"But...I want to sing along..."
If a song has a catchy melody, SOMEBODY is going to insist on putting words to it. The question is how stupid are the lyrics going to be?
A while ago, the Don Ho version of "Hawaii Five-0" was presented here. And now, an even more criminal act: lyrics to Henry Mancini's "Peter Gunn."
Henry Mancini seemed to specialize in melodies so artful, most any lyrics would seem clumsy. A few themes managed to escape without rotten words ("Experiment in Terror," "Pink Panther," "Hatari,") but too many were seriously wounded by Johnny Mercer or by the team of Livingston and Evans. "Days of Wine and Roses" was lame. The waltz theme for the thriller "Charade" get awful lyrics of lost love among stage actors. Mercer imagines:
"Fate seemed to pull the strings. I turned and you were gone. While from the darkened wings the music box played on. Sad little serenade, song of my heart's composing: I hear it still, I always will. Best on the bill. Charade!"
Worse, of course, was the huge hit "Moon River." Mercer called a body of water a "huckleberry friend." Anyone care? Of course not. People don't pay too much attention to lyrics, they just want to hear a voice.
Enter classy Sarah Vaughan, a jazz singer capable of doing the best she can with flaming lyrics that light a torch and burn through one of the best instrumentals ever heard on TV. It should forever STAY an instrumental. But out of morbid curiosity...

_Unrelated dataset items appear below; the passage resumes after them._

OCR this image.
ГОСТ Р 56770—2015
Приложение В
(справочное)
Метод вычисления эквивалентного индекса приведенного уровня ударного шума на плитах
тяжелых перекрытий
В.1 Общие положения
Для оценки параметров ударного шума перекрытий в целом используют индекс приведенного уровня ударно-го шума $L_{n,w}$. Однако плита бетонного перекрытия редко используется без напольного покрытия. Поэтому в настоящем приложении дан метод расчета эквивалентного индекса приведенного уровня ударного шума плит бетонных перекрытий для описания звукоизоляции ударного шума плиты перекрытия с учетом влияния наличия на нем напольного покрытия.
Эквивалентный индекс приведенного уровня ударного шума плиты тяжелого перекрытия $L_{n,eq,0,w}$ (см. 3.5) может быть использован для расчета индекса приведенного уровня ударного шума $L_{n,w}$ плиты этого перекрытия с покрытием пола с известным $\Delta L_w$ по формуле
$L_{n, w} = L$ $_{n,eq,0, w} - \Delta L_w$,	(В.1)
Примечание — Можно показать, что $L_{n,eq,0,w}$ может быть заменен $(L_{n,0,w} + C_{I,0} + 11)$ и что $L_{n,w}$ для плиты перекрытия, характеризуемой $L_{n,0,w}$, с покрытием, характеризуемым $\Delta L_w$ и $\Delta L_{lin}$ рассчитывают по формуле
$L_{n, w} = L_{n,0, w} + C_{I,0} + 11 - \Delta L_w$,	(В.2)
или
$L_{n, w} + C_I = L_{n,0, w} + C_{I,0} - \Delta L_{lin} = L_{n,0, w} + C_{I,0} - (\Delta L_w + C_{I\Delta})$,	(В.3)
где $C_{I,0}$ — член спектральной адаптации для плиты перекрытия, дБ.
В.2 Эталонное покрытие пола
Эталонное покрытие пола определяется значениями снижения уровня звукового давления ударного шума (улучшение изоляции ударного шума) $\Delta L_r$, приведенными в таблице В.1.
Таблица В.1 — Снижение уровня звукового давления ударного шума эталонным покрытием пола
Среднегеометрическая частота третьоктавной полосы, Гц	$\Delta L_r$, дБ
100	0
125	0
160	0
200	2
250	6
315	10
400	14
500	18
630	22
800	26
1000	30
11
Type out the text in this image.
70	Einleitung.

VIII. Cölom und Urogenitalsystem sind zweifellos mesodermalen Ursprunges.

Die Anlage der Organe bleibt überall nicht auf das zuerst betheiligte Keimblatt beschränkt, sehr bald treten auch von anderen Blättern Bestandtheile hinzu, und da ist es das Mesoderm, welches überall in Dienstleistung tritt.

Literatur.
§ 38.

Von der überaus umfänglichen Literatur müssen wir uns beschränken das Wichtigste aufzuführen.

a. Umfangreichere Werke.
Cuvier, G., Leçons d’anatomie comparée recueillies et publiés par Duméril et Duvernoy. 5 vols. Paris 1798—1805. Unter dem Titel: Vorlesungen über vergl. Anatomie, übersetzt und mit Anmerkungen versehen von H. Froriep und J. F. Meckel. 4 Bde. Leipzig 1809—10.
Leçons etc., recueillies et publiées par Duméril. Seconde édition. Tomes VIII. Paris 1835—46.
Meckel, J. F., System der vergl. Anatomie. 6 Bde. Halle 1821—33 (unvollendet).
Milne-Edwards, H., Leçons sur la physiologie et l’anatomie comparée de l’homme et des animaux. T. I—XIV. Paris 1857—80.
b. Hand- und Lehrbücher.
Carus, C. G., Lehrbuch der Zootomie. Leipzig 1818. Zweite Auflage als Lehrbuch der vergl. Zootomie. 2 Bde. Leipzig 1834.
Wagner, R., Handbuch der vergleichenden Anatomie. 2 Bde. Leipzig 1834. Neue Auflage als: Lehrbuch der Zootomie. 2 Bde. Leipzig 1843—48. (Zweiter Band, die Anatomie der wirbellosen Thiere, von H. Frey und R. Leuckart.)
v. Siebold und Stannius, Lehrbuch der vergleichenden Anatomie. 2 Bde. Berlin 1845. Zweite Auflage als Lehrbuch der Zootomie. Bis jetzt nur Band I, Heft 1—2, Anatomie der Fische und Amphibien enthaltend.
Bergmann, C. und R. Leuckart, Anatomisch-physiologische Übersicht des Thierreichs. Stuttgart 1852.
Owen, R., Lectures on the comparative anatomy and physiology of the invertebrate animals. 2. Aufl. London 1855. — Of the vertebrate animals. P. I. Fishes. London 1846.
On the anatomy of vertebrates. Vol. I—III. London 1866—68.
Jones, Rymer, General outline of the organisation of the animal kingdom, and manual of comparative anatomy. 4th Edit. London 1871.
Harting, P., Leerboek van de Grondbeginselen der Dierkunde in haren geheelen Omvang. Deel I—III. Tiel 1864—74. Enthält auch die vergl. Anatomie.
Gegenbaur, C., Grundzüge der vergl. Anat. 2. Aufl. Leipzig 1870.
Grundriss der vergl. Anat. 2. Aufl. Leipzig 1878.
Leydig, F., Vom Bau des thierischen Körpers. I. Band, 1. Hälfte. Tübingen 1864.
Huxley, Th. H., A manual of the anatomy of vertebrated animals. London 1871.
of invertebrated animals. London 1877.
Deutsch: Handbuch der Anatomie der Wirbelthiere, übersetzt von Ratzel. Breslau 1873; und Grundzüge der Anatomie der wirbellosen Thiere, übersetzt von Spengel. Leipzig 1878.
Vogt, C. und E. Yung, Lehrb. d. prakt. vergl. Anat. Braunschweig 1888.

"Every night your line is busy. All that buzzin' makes me dizzy. Couldn't count on all my fingers all the dates you had with swingers. Bye bye. Bye baby! I'm gonna give you goodbye and go right through that doorway. So long! I'm leaving! This is the last time we'll meet on the street going your way..."
Well, it could've been worse, some stuff about a Peter being a gun...
Sing more of Livingston & Evans' words, Sarah:
"Don't look surprised, you know you've buttered your bread.
So now it's fair, you should stare at the back of my head."